Laugh :lol: you may well but i can see it from 200mtr away :shock: ,not as bright as some but still...My idea came from shark fishing land based at night when we floated baits from the rocks suspended under balloons and soon lost track of said balloons in the inky darkness of night.My solution to this dilema was rectified out of necessity by inserting two to three large glowsticks inside the balloons befor blowing them up,problem solved. While pimping my yak and searching the forum for the best solution for me ie [the cheapest] , i thought hey that old trick may just work .So off to the shed and a few minutes of rummaging around and a quick fix gaff tape job to the flag pole and the results look good.[sorry no pic's]as i can't seem to get my camera to stop flashing and eliminating the glow sticks affects.I hate technology and am lucky i can even get into this forum and would have found it very hard if not for my 11 year old son  who is a wizz on the stress box,as i call it.As i said it is not as bright as the options i have seen on this forum , but it is cheap and will do untill i purchase something better.


----------



## Feral (Oct 18, 2008)

Sounds like a clever idea!


----------



## kritter67 (May 17, 2009)

occy said:


> Clever idea, how bright are those things ? By the way, your camera should let you change the flash settings in the menu (or by pressing the flash button if your camera has one) from automatic to red eye, fill, or off.

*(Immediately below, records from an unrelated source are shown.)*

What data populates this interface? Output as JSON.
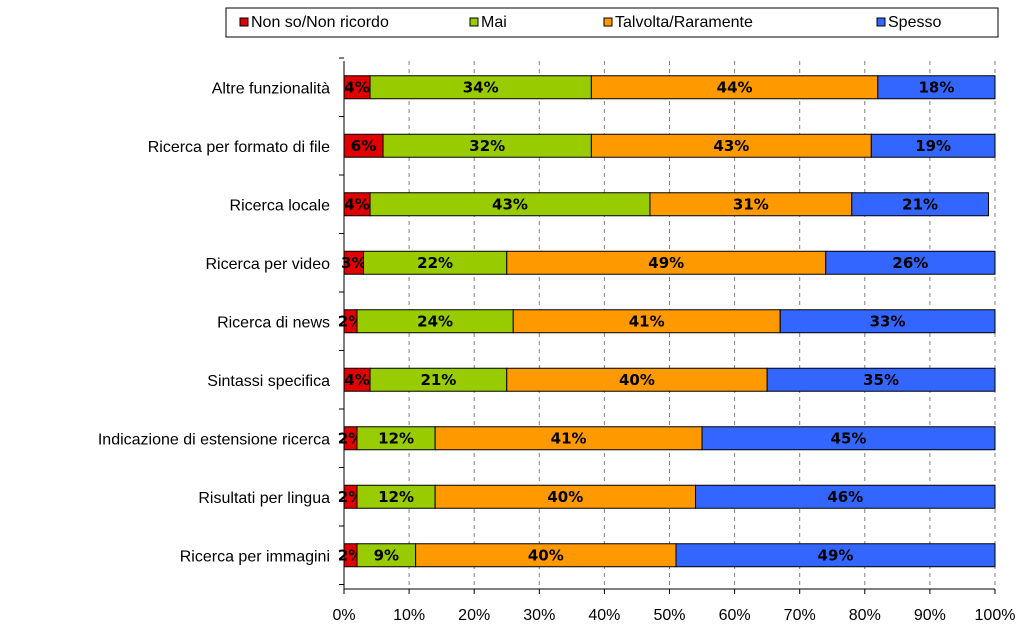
{
  "chart_data": {
    "type": "bar",
    "orientation": "horizontal",
    "stacked": true,
    "percent": true,
    "categories": [
      "Altre funzionalità",
      "Ricerca per formato di file",
      "Ricerca locale",
      "Ricerca per video",
      "Ricerca di news",
      "Sintassi specifica",
      "Indicazione di estensione ricerca",
      "Risultati per lingua",
      "Ricerca per immagini"
    ],
    "series": [
      {
        "name": "Non so/Non ricordo",
        "color": "#e00000",
        "values": [
          4,
          6,
          4,
          3,
          2,
          4,
          2,
          2,
          2
        ],
        "labels": [
          "4%",
          "6%",
          "4%",
          "3%",
          "2%",
          "4%",
          "2%",
          "2%",
          "2%"
        ]
      },
      {
        "name": "Mai",
        "color": "#99cc00",
        "values": [
          34,
          32,
          43,
          22,
          24,
          21,
          12,
          12,
          9
        ],
        "labels": [
          "34%",
          "32%",
          "43%",
          "22%",
          "24%",
          "21%",
          "12%",
          "12%",
          "9%"
        ]
      },
      {
        "name": "Talvolta/Raramente",
        "color": "#ff9900",
        "values": [
          44,
          43,
          31,
          49,
          41,
          40,
          41,
          40,
          40
        ],
        "labels": [
          "44%",
          "43%",
          "31%",
          "49%",
          "41%",
          "40%",
          "41%",
          "40%",
          "40%"
        ]
      },
      {
        "name": "Spesso",
        "color": "#3366ff",
        "values": [
          18,
          19,
          21,
          26,
          33,
          35,
          45,
          46,
          49
        ],
        "labels": [
          "18%",
          "19%",
          "21%",
          "26%",
          "33%",
          "35%",
          "45%",
          "46%",
          "49%"
        ]
      }
    ],
    "xlim": [
      0,
      100
    ],
    "xticks": [
      "0%",
      "10%",
      "20%",
      "30%",
      "40%",
      "50%",
      "60%",
      "70%",
      "80%",
      "90%",
      "100%"
    ],
    "grid": true,
    "grid_style": "dashed-vertical",
    "legend_position": "top"
  }
}
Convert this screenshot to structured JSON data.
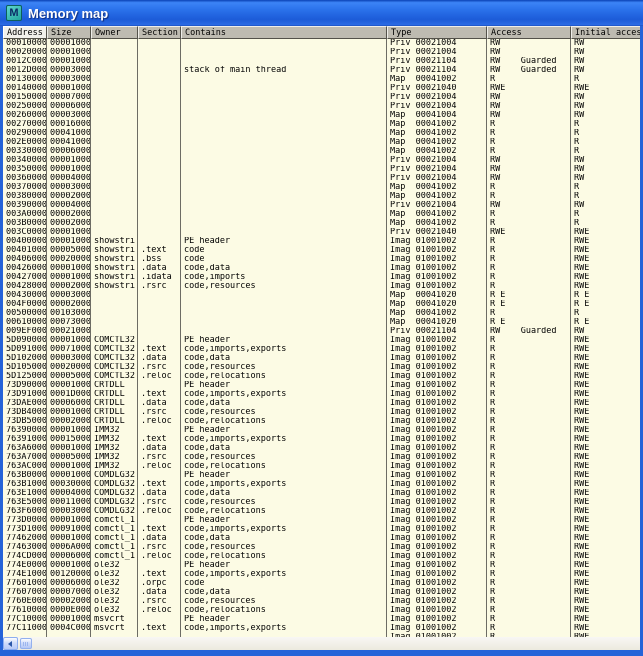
{
  "window": {
    "title": "Memory map",
    "icon_letter": "M"
  },
  "colors": {
    "titlebar_blue": "#2a71ea",
    "window_border_blue": "#2563d8",
    "table_background": "#fcfbe4",
    "header_grey": "#bebbb1",
    "selected_header": "#f2f1ec",
    "icon_teal": "#23a49d",
    "text": "#000000"
  },
  "columns": [
    {
      "key": "address",
      "label": "Address",
      "selected": true
    },
    {
      "key": "size",
      "label": "Size",
      "selected": false
    },
    {
      "key": "owner",
      "label": "Owner",
      "selected": false
    },
    {
      "key": "section",
      "label": "Section",
      "selected": false
    },
    {
      "key": "contains",
      "label": "Contains",
      "selected": false
    },
    {
      "key": "type",
      "label": "Type",
      "selected": false
    },
    {
      "key": "access",
      "label": "Access",
      "selected": false
    },
    {
      "key": "initial_access",
      "label": "Initial access",
      "selected": false
    }
  ],
  "rows": [
    [
      "00010000",
      "00001000",
      "",
      "",
      "",
      "Priv 00021004",
      "RW",
      "RW"
    ],
    [
      "00020000",
      "00001000",
      "",
      "",
      "",
      "Priv 00021004",
      "RW",
      "RW"
    ],
    [
      "0012C000",
      "00001000",
      "",
      "",
      "",
      "Priv 00021104",
      "RW    Guarded",
      "RW"
    ],
    [
      "0012D000",
      "00003000",
      "",
      "",
      "stack of main thread",
      "Priv 00021104",
      "RW    Guarded",
      "RW"
    ],
    [
      "00130000",
      "00003000",
      "",
      "",
      "",
      "Map  00041002",
      "R",
      "R"
    ],
    [
      "00140000",
      "00001000",
      "",
      "",
      "",
      "Priv 00021040",
      "RWE",
      "RWE"
    ],
    [
      "00150000",
      "00007000",
      "",
      "",
      "",
      "Priv 00021004",
      "RW",
      "RW"
    ],
    [
      "00250000",
      "00006000",
      "",
      "",
      "",
      "Priv 00021004",
      "RW",
      "RW"
    ],
    [
      "00260000",
      "00003000",
      "",
      "",
      "",
      "Map  00041004",
      "RW",
      "RW"
    ],
    [
      "00270000",
      "00016000",
      "",
      "",
      "",
      "Map  00041002",
      "R",
      "R"
    ],
    [
      "00290000",
      "00041000",
      "",
      "",
      "",
      "Map  00041002",
      "R",
      "R"
    ],
    [
      "002E0000",
      "00041000",
      "",
      "",
      "",
      "Map  00041002",
      "R",
      "R"
    ],
    [
      "00330000",
      "00006000",
      "",
      "",
      "",
      "Map  00041002",
      "R",
      "R"
    ],
    [
      "00340000",
      "00001000",
      "",
      "",
      "",
      "Priv 00021004",
      "RW",
      "RW"
    ],
    [
      "00350000",
      "00001000",
      "",
      "",
      "",
      "Priv 00021004",
      "RW",
      "RW"
    ],
    [
      "00360000",
      "00004000",
      "",
      "",
      "",
      "Priv 00021004",
      "RW",
      "RW"
    ],
    [
      "00370000",
      "00003000",
      "",
      "",
      "",
      "Map  00041002",
      "R",
      "R"
    ],
    [
      "00380000",
      "00002000",
      "",
      "",
      "",
      "Map  00041002",
      "R",
      "R"
    ],
    [
      "00390000",
      "00004000",
      "",
      "",
      "",
      "Priv 00021004",
      "RW",
      "RW"
    ],
    [
      "003A0000",
      "00002000",
      "",
      "",
      "",
      "Map  00041002",
      "R",
      "R"
    ],
    [
      "003B0000",
      "00002000",
      "",
      "",
      "",
      "Map  00041002",
      "R",
      "R"
    ],
    [
      "003C0000",
      "00001000",
      "",
      "",
      "",
      "Priv 00021040",
      "RWE",
      "RWE"
    ],
    [
      "00400000",
      "00001000",
      "showstri",
      "",
      "PE header",
      "Imag 01001002",
      "R",
      "RWE"
    ],
    [
      "00401000",
      "00005000",
      "showstri",
      ".text",
      "code",
      "Imag 01001002",
      "R",
      "RWE"
    ],
    [
      "00406000",
      "00020000",
      "showstri",
      ".bss",
      "code",
      "Imag 01001002",
      "R",
      "RWE"
    ],
    [
      "00426000",
      "00001000",
      "showstri",
      ".data",
      "code,data",
      "Imag 01001002",
      "R",
      "RWE"
    ],
    [
      "00427000",
      "00001000",
      "showstri",
      ".idata",
      "code,imports",
      "Imag 01001002",
      "R",
      "RWE"
    ],
    [
      "00428000",
      "00002000",
      "showstri",
      ".rsrc",
      "code,resources",
      "Imag 01001002",
      "R",
      "RWE"
    ],
    [
      "00430000",
      "00003000",
      "",
      "",
      "",
      "Map  00041020",
      "R E",
      "R E"
    ],
    [
      "004F0000",
      "00002000",
      "",
      "",
      "",
      "Map  00041020",
      "R E",
      "R E"
    ],
    [
      "00500000",
      "00103000",
      "",
      "",
      "",
      "Map  00041002",
      "R",
      "R"
    ],
    [
      "00610000",
      "00073000",
      "",
      "",
      "",
      "Map  00041020",
      "R E",
      "R E"
    ],
    [
      "009EF000",
      "00021000",
      "",
      "",
      "",
      "Priv 00021104",
      "RW    Guarded",
      "RW"
    ],
    [
      "5D090000",
      "00001000",
      "COMCTL32",
      "",
      "PE header",
      "Imag 01001002",
      "R",
      "RWE"
    ],
    [
      "5D091000",
      "00071000",
      "COMCTL32",
      ".text",
      "code,imports,exports",
      "Imag 01001002",
      "R",
      "RWE"
    ],
    [
      "5D102000",
      "00003000",
      "COMCTL32",
      ".data",
      "code,data",
      "Imag 01001002",
      "R",
      "RWE"
    ],
    [
      "5D105000",
      "00020000",
      "COMCTL32",
      ".rsrc",
      "code,resources",
      "Imag 01001002",
      "R",
      "RWE"
    ],
    [
      "5D125000",
      "00005000",
      "COMCTL32",
      ".reloc",
      "code,relocations",
      "Imag 01001002",
      "R",
      "RWE"
    ],
    [
      "73D90000",
      "00001000",
      "CRTDLL",
      "",
      "PE header",
      "Imag 01001002",
      "R",
      "RWE"
    ],
    [
      "73D91000",
      "0001D000",
      "CRTDLL",
      ".text",
      "code,imports,exports",
      "Imag 01001002",
      "R",
      "RWE"
    ],
    [
      "73DAE000",
      "00006000",
      "CRTDLL",
      ".data",
      "code,data",
      "Imag 01001002",
      "R",
      "RWE"
    ],
    [
      "73DB4000",
      "00001000",
      "CRTDLL",
      ".rsrc",
      "code,resources",
      "Imag 01001002",
      "R",
      "RWE"
    ],
    [
      "73DB5000",
      "00002000",
      "CRTDLL",
      ".reloc",
      "code,relocations",
      "Imag 01001002",
      "R",
      "RWE"
    ],
    [
      "76390000",
      "00001000",
      "IMM32",
      "",
      "PE header",
      "Imag 01001002",
      "R",
      "RWE"
    ],
    [
      "76391000",
      "00015000",
      "IMM32",
      ".text",
      "code,imports,exports",
      "Imag 01001002",
      "R",
      "RWE"
    ],
    [
      "763A6000",
      "00001000",
      "IMM32",
      ".data",
      "code,data",
      "Imag 01001002",
      "R",
      "RWE"
    ],
    [
      "763A7000",
      "00005000",
      "IMM32",
      ".rsrc",
      "code,resources",
      "Imag 01001002",
      "R",
      "RWE"
    ],
    [
      "763AC000",
      "00001000",
      "IMM32",
      ".reloc",
      "code,relocations",
      "Imag 01001002",
      "R",
      "RWE"
    ],
    [
      "763B0000",
      "00001000",
      "COMDLG32",
      "",
      "PE header",
      "Imag 01001002",
      "R",
      "RWE"
    ],
    [
      "763B1000",
      "00030000",
      "COMDLG32",
      ".text",
      "code,imports,exports",
      "Imag 01001002",
      "R",
      "RWE"
    ],
    [
      "763E1000",
      "00004000",
      "COMDLG32",
      ".data",
      "code,data",
      "Imag 01001002",
      "R",
      "RWE"
    ],
    [
      "763E5000",
      "00011000",
      "COMDLG32",
      ".rsrc",
      "code,resources",
      "Imag 01001002",
      "R",
      "RWE"
    ],
    [
      "763F6000",
      "00003000",
      "COMDLG32",
      ".reloc",
      "code,relocations",
      "Imag 01001002",
      "R",
      "RWE"
    ],
    [
      "773D0000",
      "00001000",
      "comctl_1",
      "",
      "PE header",
      "Imag 01001002",
      "R",
      "RWE"
    ],
    [
      "773D1000",
      "00091000",
      "comctl_1",
      ".text",
      "code,imports,exports",
      "Imag 01001002",
      "R",
      "RWE"
    ],
    [
      "77462000",
      "00001000",
      "comctl_1",
      ".data",
      "code,data",
      "Imag 01001002",
      "R",
      "RWE"
    ],
    [
      "77463000",
      "0006A000",
      "comctl_1",
      ".rsrc",
      "code,resources",
      "Imag 01001002",
      "R",
      "RWE"
    ],
    [
      "774CD000",
      "00006000",
      "comctl_1",
      ".reloc",
      "code,relocations",
      "Imag 01001002",
      "R",
      "RWE"
    ],
    [
      "774E0000",
      "00001000",
      "ole32",
      "",
      "PE header",
      "Imag 01001002",
      "R",
      "RWE"
    ],
    [
      "774E1000",
      "00120000",
      "ole32",
      ".text",
      "code,imports,exports",
      "Imag 01001002",
      "R",
      "RWE"
    ],
    [
      "77601000",
      "00006000",
      "ole32",
      ".orpc",
      "code",
      "Imag 01001002",
      "R",
      "RWE"
    ],
    [
      "77607000",
      "00007000",
      "ole32",
      ".data",
      "code,data",
      "Imag 01001002",
      "R",
      "RWE"
    ],
    [
      "7760E000",
      "00002000",
      "ole32",
      ".rsrc",
      "code,resources",
      "Imag 01001002",
      "R",
      "RWE"
    ],
    [
      "77610000",
      "0000E000",
      "ole32",
      ".reloc",
      "code,relocations",
      "Imag 01001002",
      "R",
      "RWE"
    ],
    [
      "77C10000",
      "00001000",
      "msvcrt",
      "",
      "PE header",
      "Imag 01001002",
      "R",
      "RWE"
    ],
    [
      "77C11000",
      "0004C000",
      "msvcrt",
      ".text",
      "code,imports,exports",
      "Imag 01001002",
      "R",
      "RWE"
    ]
  ],
  "partial_row": [
    "",
    "",
    "",
    "",
    "",
    "Imag 01001002",
    "R",
    "RWE"
  ],
  "scrollbar": {
    "orientation": "horizontal",
    "left_arrow_icon": "scroll-left-icon",
    "thumb": "scrollbar-thumb"
  }
}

Hi occy , they're not as bright as the lights thats for sure, just an emergency situation rectifier if you will. I still intend to get a battery light.The glo sticks i use are about 6 inches long and 2 or 3 does work, i am still to look at my cameras menu settings and will do so soon and post some pics.


----------



## kritter67 (May 17, 2009)

That is what i am lookin for,cheap and visible  ,if it is bright enough and it does look so,i would just stick with that.I was going to do the same sort of thing and i did a test with the missus torch a small tupperware container and put a mirror onthe top face down which greatly enhanced the lights effectiveness by shining it downwards.Now i just have to find the right sized mirror :twisted: .


----------



## kritter67 (May 17, 2009)

THAT WOULD WORK,NOT JUST A PRETTY FACE ARE YOU


----------